Music plays a very important role in a church service. To get the most out of the music that is being played, you need to have a quality sound system. This way, everyone in the auditorium is able to hear each instrument and feel the heart of each song. Setting up a decent sound system will be different based on the size of the church, but there are several basic instructions that apply to all sound systems.
Set up the microphones. Set up microphones (and cables) for each musician, and make sure that the cables, stands and microphones themselves are not in the way of the musicians. You do not want your worship team to get hurt. In addition to the musicians' microphones, you should install one microphone for every 60 square feet of stage area. This ensures that any sound onstage will be heard.
Set up the amplifiers and monitors. The amplifiers are what project the sound to the audience, so these are very important. Typically, you will want to have an amplifier that provides at least 1/2 watt of power per person. Depending on the size of your church, you may want to increase the power. Set the monitors facing the audience on the left, right and center of the stage.
Set up a mixer. Get, at the least, an automatic microphone mixing system. This will help control the volume of each individual microphone. A mixer will also help with background static and leveling. A good mixer should be able to do a lot of this work automatically.

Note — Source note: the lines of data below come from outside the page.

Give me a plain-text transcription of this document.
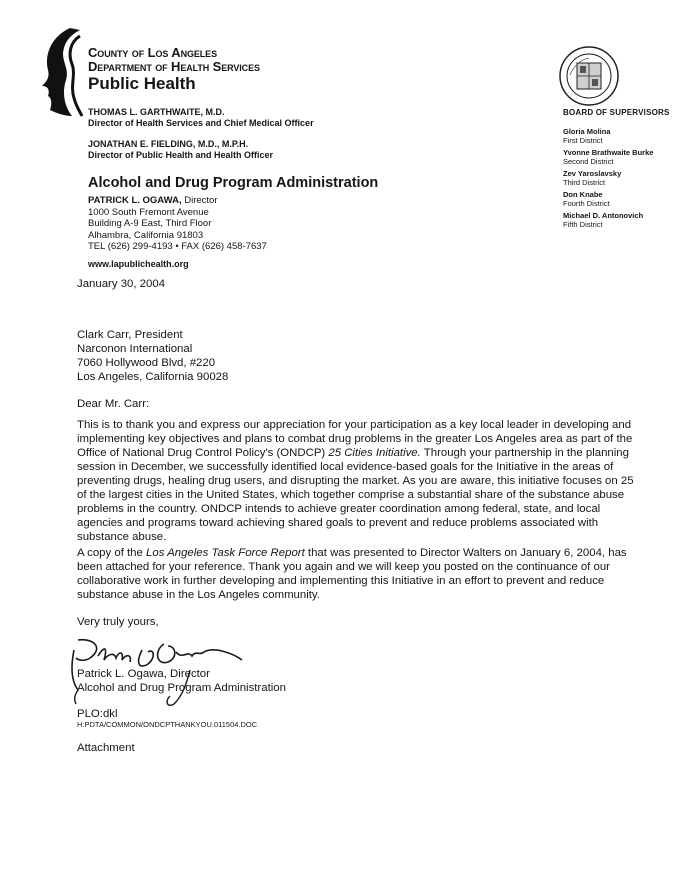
County of Los Angeles
Department of Health Services
Public Health
THOMAS L. GARTHWAITE, M.D.
Director of Health Services and Chief Medical Officer
JONATHAN E. FIELDING, M.D., M.P.H.
Director of Public Health and Health Officer
Alcohol and Drug Program Administration
PATRICK L. OGAWA, Director
1000 South Fremont Avenue
Building A-9 East, Third Floor
Alhambra, California 91803
TEL (626) 299-4193 • FAX (626) 458-7637
www.lapublichealth.org
BOARD OF SUPERVISORS
Gloria Molina
First District
Yvonne Brathwaite Burke
Second District
Zev Yaroslavsky
Third District
Don Knabe
Fourth District
Michael D. Antonovich
Fifth District
January 30, 2004
Clark Carr, President
Narconon International
7060 Hollywood Blvd, #220
Los Angeles, California 90028
Dear Mr. Carr:
This is to thank you and express our appreciation for your participation as a key local leader in developing and implementing key objectives and plans to combat drug problems in the greater Los Angeles area as part of the Office of National Drug Control Policy's (ONDCP) 25 Cities Initiative. Through your partnership in the planning session in December, we successfully identified local evidence-based goals for the Initiative in the areas of preventing drugs, healing drug users, and disrupting the market. As you are aware, this initiative focuses on 25 of the largest cities in the United States, which together comprise a substantial share of the substance abuse problems in the country. ONDCP intends to achieve greater coordination among federal, state, and local agencies and programs toward achieving shared goals to prevent and reduce problems associated with substance abuse.
A copy of the Los Angeles Task Force Report that was presented to Director Walters on January 6, 2004, has been attached for your reference. Thank you again and we will keep you posted on the continuance of our collaborative work in further developing and implementing this Initiative in an effort to prevent and reduce substance abuse in the Los Angeles community.
Very truly yours,
Patrick L. Ogawa, Director
Alcohol and Drug Program Administration
PLO:dkl
H:PDTA/COMMON/ONDCPTHANKYOU.011504.DOC
Attachment
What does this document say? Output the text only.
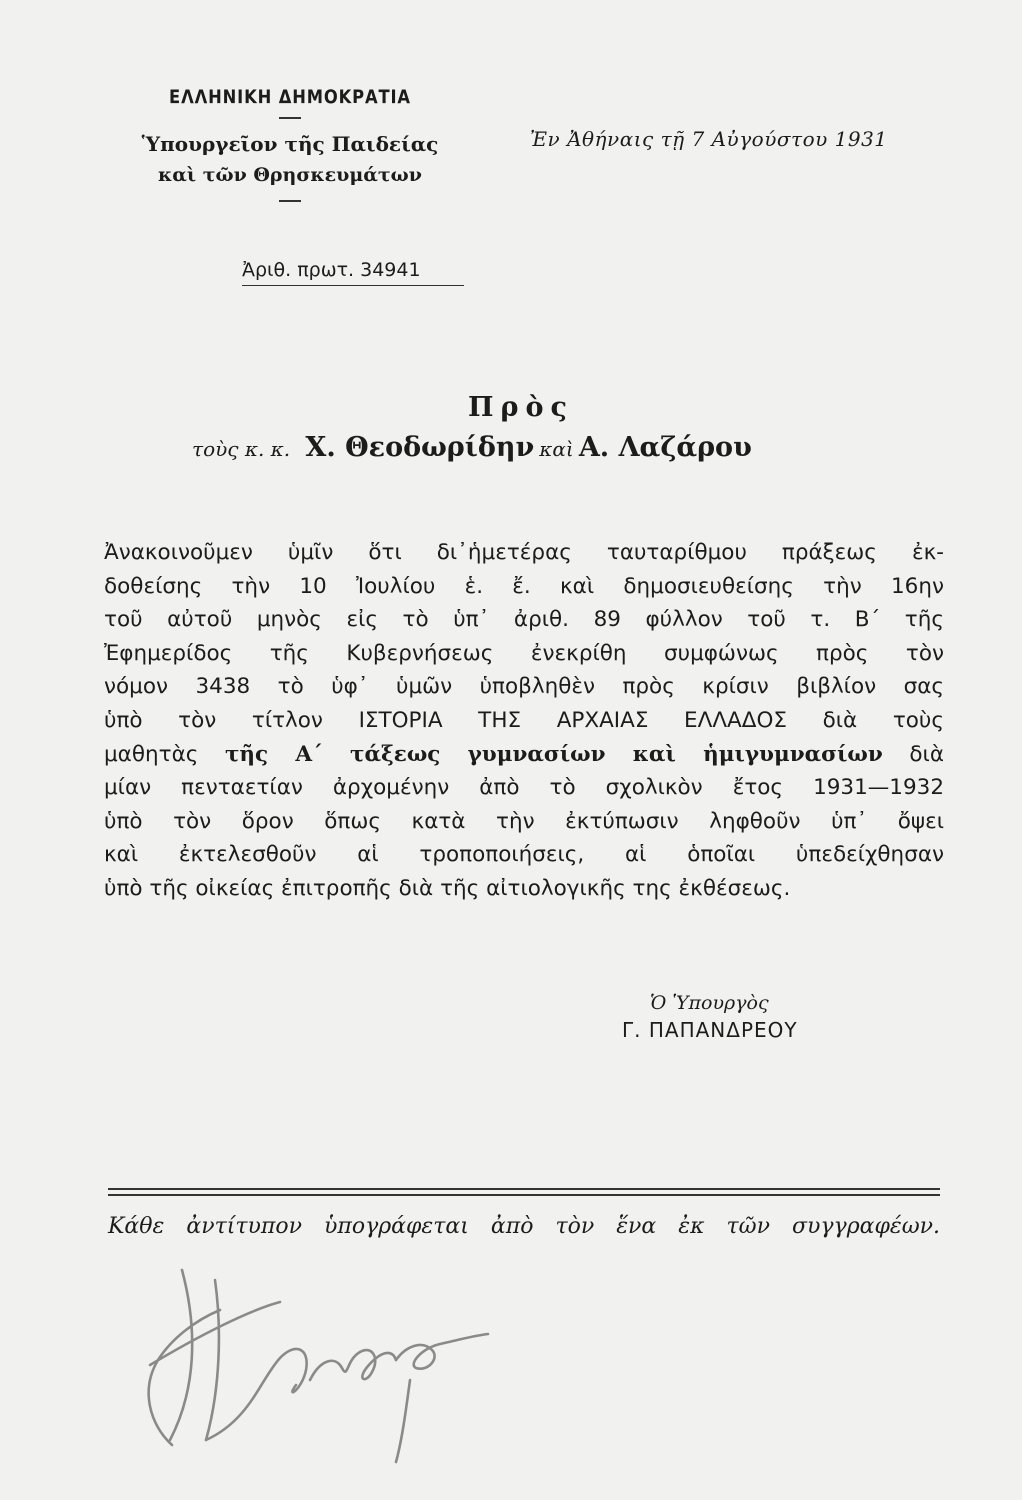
ΕΛΛΗΝΙΚΗ ΔΗΜΟΚΡΑΤΙΑ
Ὑπουργεῖον τῆς Παιδείας
καὶ τῶν Θρησκευμάτων
Ἀριθ. πρωτ. 34941
Ἐν Ἀθήναις τῇ 7 Αὐγούστου 1931
Πρὸς
τοὺς κ. κ. Χ. Θεοδωρίδην καὶ Α. Λαζάρου
Ἀνακοινοῦμεν ὑμῖν ὅτι δι᾽ἡμετέρας ταυταρίθμου πράξεως ἐκ-
δοθείσης τὴν 10 Ἰουλίου ἑ. ἔ. καὶ δημοσιευθείσης τὴν 16ην
τοῦ αὐτοῦ μηνὸς εἰς τὸ ὑπ᾽ ἀριθ. 89 φύλλον τοῦ τ. Β΄ τῆς
Ἐφημερίδος τῆς Κυβερνήσεως ἐνεκρίθη συμφώνως πρὸς τὸν
νόμον 3438 τὸ ὑφ᾽ ὑμῶν ὑποβληθὲν πρὸς κρίσιν βιβλίον σας
ὑπὸ τὸν τίτλον ΙΣΤΟΡΙΑ ΤΗΣ ΑΡΧΑΙΑΣ ΕΛΛΑΔΟΣ διὰ τοὺς
μαθητὰς τῆς Α΄ τάξεως γυμνασίων καὶ ἡμιγυμνασίων διὰ
μίαν πενταετίαν ἀρχομένην ἀπὸ τὸ σχολικὸν ἔτος 1931—1932
ὑπὸ τὸν ὅρον ὅπως κατὰ τὴν ἐκτύπωσιν ληφθοῦν ὑπ᾽ ὄψει
καὶ ἐκτελεσθοῦν αἱ τροποποιήσεις, αἱ ὁποῖαι ὑπεδείχθησαν
ὑπὸ τῆς οἰκείας ἐπιτροπῆς διὰ τῆς αἰτιολογικῆς της ἐκθέσεως.
Ὁ Ὑπουργὸς
Γ. ΠΑΠΑΝΔΡΕΟΥ
Κάθε ἀντίτυπον ὑπογράφεται ἀπὸ τὸν ἕνα ἐκ τῶν συγγραφέων.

Set up a booth. You need a place to operate, and the booth is it. It needs to be big enough so you can move around easily; 6 feet of depth is recommended. You will also need a countertop for your mixer and any other computer equipment. Position the booth so that you can see the entire stage.
Find a crew. It is important to have people who know what they are doing running the sound of your church. Running sound can be complicated and can include using many different pieces of equipment at once. You will need at least two people, if not more.
If you use brass instruments in your service, place the microphone 2 to 3 feet away from the bell.
Use widescreens on your vocal microphones.
Purchase at least two 1000-watt amplifiers.
Do not run sound without having had a sound check.